996.3
Fundraising for Toronto, Ontario's Public Schools

Wednesday, 18 July 2018: 18:06
Location: 202A (MTCC NORTH BUILDING)
Oral Presentation
Sue WINTON, York University, Canada
Fundraising by parents to augment school budgets is commonplace in Toronto’s public schools. Why are families asked to fundraise for public schools? Why do some parents who oppose school fundraising nevertheless participate? To answer these questions, I turned to institutional ethnography (IE) because IE offers a way to examine the everyday world and determine how things happen as they do. My investigation began from the standpoint of parents engaged in fundraising activities (i.e., their fundraising work). To understand how this work is socially organized I conducted interviews with parents, school council members, teachers, and educational leaders. I also analyzed texts produced by schools and school councils in the Toronto District School Board (TDSB), the TDSB, Ontario’s Ministry of Education, and the media; and I drew on my knowledge as a parent, teacher, and researcher.

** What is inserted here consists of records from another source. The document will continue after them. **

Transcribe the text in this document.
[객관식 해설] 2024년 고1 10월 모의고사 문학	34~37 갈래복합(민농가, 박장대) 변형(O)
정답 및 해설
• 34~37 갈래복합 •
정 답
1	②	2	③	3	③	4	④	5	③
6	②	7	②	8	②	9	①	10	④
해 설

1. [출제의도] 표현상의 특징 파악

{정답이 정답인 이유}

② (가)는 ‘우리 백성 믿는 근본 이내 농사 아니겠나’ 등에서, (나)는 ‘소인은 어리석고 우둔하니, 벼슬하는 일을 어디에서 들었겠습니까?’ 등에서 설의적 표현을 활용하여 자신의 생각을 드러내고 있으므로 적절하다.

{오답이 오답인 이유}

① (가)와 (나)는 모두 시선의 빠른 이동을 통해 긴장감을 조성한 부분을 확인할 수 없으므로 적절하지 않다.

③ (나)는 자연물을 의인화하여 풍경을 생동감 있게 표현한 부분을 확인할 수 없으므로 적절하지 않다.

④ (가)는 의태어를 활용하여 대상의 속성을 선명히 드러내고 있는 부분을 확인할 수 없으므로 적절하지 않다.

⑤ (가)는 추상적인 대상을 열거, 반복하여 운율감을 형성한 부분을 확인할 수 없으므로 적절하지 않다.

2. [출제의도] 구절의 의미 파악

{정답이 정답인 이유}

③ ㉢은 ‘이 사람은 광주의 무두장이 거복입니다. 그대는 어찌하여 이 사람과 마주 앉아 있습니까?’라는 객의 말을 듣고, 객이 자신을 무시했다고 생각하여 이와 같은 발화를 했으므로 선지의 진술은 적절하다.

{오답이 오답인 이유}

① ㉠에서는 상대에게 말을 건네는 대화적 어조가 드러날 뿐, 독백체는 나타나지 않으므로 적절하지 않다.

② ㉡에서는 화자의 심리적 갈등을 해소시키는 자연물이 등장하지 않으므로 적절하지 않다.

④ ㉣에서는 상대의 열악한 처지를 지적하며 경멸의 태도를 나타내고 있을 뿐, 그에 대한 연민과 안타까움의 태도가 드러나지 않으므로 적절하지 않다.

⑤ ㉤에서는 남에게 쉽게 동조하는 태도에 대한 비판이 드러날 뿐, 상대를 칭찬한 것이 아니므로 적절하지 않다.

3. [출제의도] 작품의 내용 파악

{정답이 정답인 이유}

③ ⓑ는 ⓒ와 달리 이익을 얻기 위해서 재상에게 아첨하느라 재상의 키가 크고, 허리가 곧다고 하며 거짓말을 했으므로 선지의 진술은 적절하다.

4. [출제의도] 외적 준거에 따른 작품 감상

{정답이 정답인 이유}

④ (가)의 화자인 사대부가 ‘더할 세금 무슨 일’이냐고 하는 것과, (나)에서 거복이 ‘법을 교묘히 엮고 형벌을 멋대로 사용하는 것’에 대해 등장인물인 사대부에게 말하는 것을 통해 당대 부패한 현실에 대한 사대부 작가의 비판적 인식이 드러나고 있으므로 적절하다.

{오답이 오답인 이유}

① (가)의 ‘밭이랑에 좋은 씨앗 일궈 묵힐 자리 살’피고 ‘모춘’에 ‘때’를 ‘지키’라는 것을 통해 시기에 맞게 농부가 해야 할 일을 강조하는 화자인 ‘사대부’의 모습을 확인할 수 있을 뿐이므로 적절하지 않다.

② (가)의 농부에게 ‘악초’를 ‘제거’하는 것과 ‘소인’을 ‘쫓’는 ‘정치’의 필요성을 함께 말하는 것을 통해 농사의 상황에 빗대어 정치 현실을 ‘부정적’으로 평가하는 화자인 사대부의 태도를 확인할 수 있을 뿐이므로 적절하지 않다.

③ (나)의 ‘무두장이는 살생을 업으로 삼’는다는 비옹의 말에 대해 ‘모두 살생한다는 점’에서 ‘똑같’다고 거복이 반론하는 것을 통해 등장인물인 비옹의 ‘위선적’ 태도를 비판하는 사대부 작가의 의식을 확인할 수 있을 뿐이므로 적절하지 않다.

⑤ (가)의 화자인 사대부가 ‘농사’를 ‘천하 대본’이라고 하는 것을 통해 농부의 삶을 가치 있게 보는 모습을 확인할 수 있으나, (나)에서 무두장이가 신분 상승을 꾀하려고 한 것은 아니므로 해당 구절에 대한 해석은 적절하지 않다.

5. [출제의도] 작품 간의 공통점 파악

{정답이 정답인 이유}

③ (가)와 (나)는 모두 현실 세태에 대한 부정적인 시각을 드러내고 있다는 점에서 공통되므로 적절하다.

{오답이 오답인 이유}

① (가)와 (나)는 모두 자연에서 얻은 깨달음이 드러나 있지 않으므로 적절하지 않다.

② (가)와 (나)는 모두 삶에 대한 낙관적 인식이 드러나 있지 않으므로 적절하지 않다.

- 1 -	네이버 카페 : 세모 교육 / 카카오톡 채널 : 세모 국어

My findings highlight four Ontario policies introduced in the past two decades that play key roles in organizing parents’ experience of fundraising today: school councils, parent involvement, fundraising, and school funding policies. These policies reflect, contain, and mobilize neoliberal discourses that advocate greater individual responsibility, a new role for government (i.e., to facilitate market conditions, attitudes, and behaviour), and increased involvement of private actors in public program delivery. A new funding policy introduced in 1997 resulted in major funding cuts to the TDSB. School councils, also introduced in 1997 and mandated in every Ontario public school, are parent-majority organizations that are permitted to fundraise; most spend the majority of their time doing so. Participating in fundraising provides a means for parents to support their children’s schools and academic success (as they are called to do in government, TDSB, school, and media texts), to create ‘better’ schools that may help give their children competitive advantages in the global marketplace, and thus enact “good parenting” under neoliberal rationality.